There is no reality, the only reality is the one you create for yourself, and decide to live in, your mind see's that is the norm, so be careful of what reality you wan't to live in.


Plus, i some/most people here are Shy, but not to the point of insanity where some of us "Really" and honestly have been, because we have felt the madness and total frustration, but some people i read on here seem to have good live's, not the best, but come on who is? Maybe just simple problem's, which only can be dealt with stupid and ignorant self thought's of negativity


----------



## redneckmafia (Jul 14, 2011)

iamsantibanez said:


> how do you escape reality?


Role-playing is nice. In all it's various forms.


----------



## FairleighCalm (May 20, 2007)

Learning to forget and living now is the best talent to develop.


----------



## Iced (Feb 7, 2011)

Reality is nothing but a computer simulation or possibly a holograph.


----------



## EscapeReality (May 19, 2010)

Don't ever trust authority, our parent's and society.

Don't make them turn you into their failed creation's of the fake but "real" as they say so selves, but they are just a fake image of themselves, i live real in their lies, they live as weak, nothing but human robot's.
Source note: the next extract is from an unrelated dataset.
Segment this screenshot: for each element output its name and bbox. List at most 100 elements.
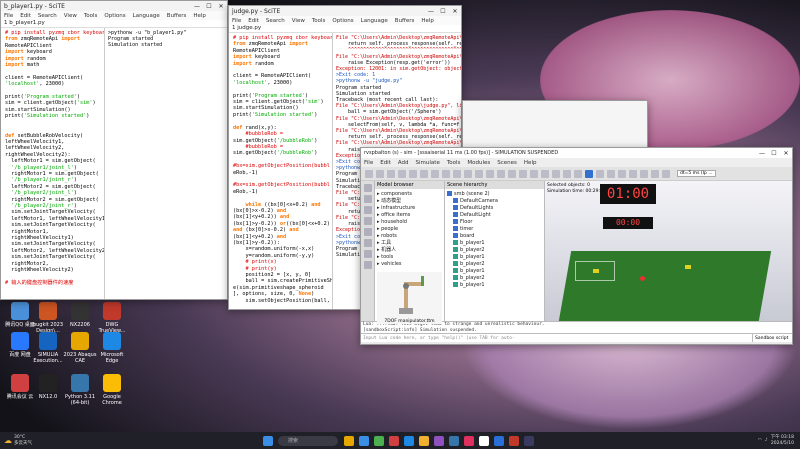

Don't let society create your image, **** them!


----------



## J Dynamo (May 3, 2011)

Ok I see where your coming from here, but telling us to never trust authority, our parents nor society? 

Lay off the psychedelics.


----------



## EscapeReality (May 19, 2010)

hmmm your a character


----------



## RockBottomRiser (Jun 5, 2011)

These guys claim that they can shatter the illusion of self, and they'll do it for you free of charge.

http://ruthlesstruthnexus2.artisteer.net/

Do report back.


----------



## EscapeReality (May 19, 2010)

Rock i can not believe those things


----------